Nell’ambito delle celebrazioni per l’80° anniversario della nascita della Repubblica, il Comitato Unitario Provinciale della Resistenza ha organizzato per venerdì 23 gennaio nel quartiere di Rebocco, una cerimonia commemorativa per ricordare le vittime della strage fascista avvenuta in città tra il 22 e il 23 gennaio 1923. L’iniziativa si inserisce nel programma condiviso di eventi che il Comune e il Comitato hanno promosso per celebrare l’anniversario della Repubblica e riaffermare i valori di partecipazione democratica, giustizia sociale e ambientale, ripudio della guerra.
La cerimonia si svolgerà a Rebocco, (via Rebocco, 1 dopo il secondo ponte della ferrovia) con la posa di un mazzo di fiori presso la lapide dedicata a Pietro Lelli, uno dei martiri di quei tragici giorni. Le lapidi esistenti nel territorio comunale sono due: quella di Pietro Lelli a Rebocco e quella di Amedeo Cevasco al Felettino, attualmente collocata nel cantiere del nuovo Ospedale. Saranno ricordati anche gli altri caduti della violenza squadrista che insanguinò la città, con almeno diciannove vittime accertate.

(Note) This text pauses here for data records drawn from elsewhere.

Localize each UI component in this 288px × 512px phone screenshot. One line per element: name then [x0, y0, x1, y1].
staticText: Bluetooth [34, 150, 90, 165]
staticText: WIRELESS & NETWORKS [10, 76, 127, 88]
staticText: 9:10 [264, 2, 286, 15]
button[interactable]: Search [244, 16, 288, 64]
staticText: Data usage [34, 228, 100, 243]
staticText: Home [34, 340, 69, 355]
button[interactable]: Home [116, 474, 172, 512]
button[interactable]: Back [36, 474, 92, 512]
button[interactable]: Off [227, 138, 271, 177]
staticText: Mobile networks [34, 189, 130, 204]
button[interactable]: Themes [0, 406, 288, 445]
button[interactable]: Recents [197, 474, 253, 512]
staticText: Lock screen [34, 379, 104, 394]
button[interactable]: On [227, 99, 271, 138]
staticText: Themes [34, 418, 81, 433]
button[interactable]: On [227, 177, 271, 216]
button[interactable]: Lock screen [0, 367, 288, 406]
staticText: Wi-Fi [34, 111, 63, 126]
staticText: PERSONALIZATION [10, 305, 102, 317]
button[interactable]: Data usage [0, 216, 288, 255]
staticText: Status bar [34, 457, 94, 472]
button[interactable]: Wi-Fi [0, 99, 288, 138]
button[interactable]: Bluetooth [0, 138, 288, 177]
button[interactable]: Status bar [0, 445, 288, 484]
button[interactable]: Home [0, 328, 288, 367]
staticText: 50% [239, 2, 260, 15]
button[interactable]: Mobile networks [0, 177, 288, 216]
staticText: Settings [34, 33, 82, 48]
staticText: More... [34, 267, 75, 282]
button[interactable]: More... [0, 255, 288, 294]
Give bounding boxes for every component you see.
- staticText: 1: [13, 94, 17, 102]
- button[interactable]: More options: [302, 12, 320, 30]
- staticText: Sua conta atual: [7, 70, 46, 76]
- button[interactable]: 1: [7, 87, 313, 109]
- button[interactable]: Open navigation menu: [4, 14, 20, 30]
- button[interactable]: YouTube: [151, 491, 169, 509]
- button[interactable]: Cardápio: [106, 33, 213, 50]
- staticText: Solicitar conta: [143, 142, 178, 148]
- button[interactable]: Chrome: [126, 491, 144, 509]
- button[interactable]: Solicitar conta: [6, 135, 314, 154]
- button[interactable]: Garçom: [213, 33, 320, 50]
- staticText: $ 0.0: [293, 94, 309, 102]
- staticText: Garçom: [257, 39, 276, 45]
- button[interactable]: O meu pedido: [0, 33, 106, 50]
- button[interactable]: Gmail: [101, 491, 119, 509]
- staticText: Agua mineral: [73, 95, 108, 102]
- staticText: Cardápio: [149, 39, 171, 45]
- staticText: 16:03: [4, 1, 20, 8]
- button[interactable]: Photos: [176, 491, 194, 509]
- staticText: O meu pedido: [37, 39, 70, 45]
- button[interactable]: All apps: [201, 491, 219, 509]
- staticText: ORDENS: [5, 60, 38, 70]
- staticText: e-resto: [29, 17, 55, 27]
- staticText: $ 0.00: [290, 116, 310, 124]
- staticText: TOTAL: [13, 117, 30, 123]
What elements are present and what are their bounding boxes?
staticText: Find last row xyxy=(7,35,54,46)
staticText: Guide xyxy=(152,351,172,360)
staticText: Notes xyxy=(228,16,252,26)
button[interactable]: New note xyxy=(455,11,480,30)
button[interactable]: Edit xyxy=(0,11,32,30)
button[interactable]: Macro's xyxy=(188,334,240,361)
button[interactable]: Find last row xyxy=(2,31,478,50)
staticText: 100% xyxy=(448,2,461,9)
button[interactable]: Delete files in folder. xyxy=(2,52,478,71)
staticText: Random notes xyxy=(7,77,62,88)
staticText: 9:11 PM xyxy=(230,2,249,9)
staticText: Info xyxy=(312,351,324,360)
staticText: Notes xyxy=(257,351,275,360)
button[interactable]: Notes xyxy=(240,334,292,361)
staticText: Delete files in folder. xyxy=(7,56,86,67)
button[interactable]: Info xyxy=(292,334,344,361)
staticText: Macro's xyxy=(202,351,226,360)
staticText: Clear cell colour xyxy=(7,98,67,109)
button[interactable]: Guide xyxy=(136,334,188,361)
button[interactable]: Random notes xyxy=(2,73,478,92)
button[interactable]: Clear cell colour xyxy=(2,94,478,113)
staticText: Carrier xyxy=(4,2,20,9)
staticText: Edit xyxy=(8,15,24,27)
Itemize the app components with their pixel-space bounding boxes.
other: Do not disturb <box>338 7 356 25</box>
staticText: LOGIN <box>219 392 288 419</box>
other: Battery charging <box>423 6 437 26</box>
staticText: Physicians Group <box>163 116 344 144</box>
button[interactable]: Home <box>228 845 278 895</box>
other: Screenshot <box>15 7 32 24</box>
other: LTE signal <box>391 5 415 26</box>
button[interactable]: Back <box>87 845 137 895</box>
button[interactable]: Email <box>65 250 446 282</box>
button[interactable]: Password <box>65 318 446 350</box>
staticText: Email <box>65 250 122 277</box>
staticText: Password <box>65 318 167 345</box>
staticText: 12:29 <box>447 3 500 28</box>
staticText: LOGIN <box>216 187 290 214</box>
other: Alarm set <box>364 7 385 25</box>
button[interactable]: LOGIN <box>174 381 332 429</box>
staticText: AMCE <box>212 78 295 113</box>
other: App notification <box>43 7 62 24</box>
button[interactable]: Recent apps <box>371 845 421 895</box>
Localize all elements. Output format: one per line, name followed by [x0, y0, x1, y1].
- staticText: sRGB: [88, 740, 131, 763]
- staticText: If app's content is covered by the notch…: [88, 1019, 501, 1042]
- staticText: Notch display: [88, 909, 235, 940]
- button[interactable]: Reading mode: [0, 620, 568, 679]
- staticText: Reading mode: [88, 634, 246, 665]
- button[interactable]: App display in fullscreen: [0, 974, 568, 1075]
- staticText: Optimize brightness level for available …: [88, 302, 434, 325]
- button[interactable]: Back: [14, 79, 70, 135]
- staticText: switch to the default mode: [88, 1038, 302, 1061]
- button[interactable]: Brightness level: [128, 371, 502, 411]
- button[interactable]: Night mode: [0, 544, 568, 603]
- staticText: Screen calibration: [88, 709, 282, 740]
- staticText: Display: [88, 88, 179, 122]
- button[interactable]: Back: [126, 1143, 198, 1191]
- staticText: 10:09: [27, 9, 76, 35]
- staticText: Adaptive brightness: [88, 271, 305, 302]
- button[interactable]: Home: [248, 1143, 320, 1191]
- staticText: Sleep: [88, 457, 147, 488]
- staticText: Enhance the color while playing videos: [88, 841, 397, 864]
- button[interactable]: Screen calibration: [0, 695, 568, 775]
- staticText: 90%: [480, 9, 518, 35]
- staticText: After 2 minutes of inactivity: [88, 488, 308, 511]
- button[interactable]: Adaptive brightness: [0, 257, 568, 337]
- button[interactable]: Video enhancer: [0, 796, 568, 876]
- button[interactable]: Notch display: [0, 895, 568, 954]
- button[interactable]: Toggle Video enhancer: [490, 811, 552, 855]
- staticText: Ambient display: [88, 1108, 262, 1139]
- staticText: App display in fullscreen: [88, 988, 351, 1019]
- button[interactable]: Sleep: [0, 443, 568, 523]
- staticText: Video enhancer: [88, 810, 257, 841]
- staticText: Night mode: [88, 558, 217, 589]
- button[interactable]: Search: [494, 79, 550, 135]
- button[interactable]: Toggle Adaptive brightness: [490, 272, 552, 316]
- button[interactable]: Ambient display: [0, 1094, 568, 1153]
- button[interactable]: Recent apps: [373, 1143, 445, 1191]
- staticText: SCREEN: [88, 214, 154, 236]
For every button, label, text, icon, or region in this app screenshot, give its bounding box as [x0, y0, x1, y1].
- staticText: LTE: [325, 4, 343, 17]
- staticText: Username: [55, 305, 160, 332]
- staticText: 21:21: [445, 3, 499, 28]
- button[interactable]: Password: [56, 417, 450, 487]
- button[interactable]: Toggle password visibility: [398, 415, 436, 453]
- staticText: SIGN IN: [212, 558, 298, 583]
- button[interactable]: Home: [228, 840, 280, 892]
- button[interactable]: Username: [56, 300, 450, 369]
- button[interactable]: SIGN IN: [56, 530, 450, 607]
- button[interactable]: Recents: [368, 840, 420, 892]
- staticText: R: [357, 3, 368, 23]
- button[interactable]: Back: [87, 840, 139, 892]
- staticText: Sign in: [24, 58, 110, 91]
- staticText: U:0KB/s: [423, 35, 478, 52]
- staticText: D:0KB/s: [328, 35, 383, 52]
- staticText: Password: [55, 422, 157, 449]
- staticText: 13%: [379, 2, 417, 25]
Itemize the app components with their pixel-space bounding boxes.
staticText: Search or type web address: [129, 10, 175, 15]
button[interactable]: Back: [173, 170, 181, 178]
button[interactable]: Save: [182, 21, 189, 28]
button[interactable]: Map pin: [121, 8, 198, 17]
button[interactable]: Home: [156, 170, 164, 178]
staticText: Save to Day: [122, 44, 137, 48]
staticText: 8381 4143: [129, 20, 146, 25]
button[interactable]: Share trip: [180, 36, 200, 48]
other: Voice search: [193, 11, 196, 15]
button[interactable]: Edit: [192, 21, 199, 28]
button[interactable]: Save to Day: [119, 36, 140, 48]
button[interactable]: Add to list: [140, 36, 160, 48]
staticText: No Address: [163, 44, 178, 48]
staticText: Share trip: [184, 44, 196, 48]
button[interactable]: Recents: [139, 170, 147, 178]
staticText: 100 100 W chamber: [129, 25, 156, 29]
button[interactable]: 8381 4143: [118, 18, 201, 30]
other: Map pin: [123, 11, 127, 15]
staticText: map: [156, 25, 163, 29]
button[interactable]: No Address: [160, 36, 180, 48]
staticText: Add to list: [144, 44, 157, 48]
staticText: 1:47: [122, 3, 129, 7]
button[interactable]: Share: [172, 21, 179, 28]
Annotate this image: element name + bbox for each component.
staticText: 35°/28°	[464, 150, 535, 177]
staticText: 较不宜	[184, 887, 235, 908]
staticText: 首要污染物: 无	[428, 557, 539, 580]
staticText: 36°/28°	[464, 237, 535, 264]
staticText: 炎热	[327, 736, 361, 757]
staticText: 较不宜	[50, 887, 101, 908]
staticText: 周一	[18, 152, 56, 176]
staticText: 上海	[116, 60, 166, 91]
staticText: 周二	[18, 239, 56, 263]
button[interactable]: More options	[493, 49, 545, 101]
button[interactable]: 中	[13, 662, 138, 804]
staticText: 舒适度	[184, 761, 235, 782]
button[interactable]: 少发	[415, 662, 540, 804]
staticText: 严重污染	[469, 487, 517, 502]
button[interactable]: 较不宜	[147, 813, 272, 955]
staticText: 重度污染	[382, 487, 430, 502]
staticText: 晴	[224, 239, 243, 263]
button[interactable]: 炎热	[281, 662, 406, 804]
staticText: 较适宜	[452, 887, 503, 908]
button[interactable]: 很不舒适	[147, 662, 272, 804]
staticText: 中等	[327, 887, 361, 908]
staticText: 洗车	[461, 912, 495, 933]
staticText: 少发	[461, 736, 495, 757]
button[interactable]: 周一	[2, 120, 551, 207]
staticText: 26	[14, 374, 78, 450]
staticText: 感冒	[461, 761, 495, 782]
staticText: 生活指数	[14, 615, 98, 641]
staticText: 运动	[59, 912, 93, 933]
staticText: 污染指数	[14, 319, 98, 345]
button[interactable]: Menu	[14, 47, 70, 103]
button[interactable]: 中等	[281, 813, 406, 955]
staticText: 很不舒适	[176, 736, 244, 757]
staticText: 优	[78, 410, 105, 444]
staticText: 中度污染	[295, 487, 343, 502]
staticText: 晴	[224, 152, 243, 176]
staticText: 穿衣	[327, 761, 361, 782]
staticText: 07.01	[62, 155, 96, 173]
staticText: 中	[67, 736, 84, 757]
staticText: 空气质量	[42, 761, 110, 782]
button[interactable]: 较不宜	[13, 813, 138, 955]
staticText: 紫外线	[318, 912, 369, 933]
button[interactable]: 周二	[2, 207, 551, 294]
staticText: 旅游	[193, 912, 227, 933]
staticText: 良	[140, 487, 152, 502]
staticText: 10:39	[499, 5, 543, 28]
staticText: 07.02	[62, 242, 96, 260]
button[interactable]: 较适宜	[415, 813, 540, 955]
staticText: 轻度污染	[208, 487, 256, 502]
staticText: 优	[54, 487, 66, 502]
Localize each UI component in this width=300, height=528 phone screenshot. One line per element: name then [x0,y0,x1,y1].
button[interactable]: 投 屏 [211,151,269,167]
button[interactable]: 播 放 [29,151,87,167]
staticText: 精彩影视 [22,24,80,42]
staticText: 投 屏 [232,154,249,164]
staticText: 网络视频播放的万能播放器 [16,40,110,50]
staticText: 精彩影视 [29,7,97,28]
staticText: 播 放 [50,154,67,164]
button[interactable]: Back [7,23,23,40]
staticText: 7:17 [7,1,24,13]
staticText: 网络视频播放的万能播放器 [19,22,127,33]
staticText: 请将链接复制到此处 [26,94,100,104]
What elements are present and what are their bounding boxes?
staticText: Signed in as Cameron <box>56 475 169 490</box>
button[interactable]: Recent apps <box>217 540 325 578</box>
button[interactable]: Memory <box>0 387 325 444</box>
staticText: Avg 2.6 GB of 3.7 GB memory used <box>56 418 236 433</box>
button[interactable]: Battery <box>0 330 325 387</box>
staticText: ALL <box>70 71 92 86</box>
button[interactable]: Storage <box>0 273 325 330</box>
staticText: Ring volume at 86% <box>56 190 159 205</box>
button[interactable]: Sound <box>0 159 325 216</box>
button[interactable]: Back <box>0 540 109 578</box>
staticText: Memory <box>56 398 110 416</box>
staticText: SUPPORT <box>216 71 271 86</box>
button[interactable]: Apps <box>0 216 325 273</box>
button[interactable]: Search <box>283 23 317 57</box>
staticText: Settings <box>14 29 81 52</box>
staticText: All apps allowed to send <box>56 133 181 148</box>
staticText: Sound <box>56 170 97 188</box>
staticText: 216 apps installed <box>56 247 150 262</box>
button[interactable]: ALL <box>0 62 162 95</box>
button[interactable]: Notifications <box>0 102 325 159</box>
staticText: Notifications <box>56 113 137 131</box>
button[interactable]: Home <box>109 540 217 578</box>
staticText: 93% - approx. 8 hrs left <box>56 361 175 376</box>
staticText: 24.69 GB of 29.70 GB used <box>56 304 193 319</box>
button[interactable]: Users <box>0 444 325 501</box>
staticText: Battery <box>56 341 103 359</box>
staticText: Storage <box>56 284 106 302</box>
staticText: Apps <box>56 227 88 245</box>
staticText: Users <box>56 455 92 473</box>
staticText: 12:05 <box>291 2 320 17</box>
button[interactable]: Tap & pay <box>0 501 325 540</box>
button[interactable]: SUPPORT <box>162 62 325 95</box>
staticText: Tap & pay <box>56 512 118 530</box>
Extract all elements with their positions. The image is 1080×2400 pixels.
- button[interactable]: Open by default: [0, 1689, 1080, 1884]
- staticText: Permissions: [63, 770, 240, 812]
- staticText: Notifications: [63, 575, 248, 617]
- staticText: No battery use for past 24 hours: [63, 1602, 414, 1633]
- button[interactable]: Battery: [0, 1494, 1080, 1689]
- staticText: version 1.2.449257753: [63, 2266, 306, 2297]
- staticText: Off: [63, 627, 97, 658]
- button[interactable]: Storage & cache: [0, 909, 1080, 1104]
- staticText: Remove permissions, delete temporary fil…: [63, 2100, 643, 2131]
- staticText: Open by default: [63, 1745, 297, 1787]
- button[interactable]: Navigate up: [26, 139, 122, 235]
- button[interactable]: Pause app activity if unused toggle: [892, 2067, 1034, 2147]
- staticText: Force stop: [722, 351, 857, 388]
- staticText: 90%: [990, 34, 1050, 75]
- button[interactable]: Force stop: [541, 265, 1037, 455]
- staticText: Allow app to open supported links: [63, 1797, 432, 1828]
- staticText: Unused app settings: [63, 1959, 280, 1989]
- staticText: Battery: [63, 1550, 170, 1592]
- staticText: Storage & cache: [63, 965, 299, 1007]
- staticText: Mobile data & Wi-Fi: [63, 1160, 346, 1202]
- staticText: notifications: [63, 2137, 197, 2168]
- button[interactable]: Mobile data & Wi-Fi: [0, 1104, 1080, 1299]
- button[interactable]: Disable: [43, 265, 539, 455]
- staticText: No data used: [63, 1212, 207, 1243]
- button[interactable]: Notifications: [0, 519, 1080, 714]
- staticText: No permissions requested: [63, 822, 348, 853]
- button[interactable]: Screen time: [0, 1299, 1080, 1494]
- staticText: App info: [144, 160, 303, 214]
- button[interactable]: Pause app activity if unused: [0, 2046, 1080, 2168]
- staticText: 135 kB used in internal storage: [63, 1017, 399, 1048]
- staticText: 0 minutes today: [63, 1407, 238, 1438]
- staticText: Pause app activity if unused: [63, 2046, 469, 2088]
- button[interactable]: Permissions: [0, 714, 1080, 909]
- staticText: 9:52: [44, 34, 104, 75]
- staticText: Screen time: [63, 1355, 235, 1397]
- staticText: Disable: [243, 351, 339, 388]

Operaio e figura nota dell’antifascismo spezzino, Lelli era stato consigliato di lasciare la città per sfuggire alle persecuzioni. Salì su un treno diretto a Genova, ma alla curva di Rebocco vide dal finestrino alcuni squadristi aggredire un compagno. Non esitò: si gettò giù dal convoglio e affrontò i fascisti, forte della sua statura e del coraggio che lo contraddistingueva. L’amico riuscì a salvarsi, ma Lelli fu ucciso a colpi di pistola. Aveva solo 26 anni. La sua morte si inserisce nella scia di sangue che colpì la provincia dopo l’uccisione del feroce squadrista Giovanni Lubrano, il 21 gennaio 1923, evento che scatenò una rappresaglia indiscriminata contro decine di innocenti. Dopo l’uccisione di Giovanni Lubrano, guardiano della fabbrica Pertusola e noto squadrista, per mano di altri fascisti, le camicie nere colsero l’occasione per scatenare il terrore: tra il 22 e il 23 gennaio, gruppi armati percorsero la città compiendo violenze mirate e uccisioni sommarie. Le autorità non intervennero, lasciando campo libero agli squadristi. Il bilancio fu drammatico: almeno diciannove vittime, simbolo di un’epoca segnata da violenza, impunità e repressione.
Ricordare quei fatti significa riaffermare oggi i valori di libertà e democrazia sanciti dalla Costituzione.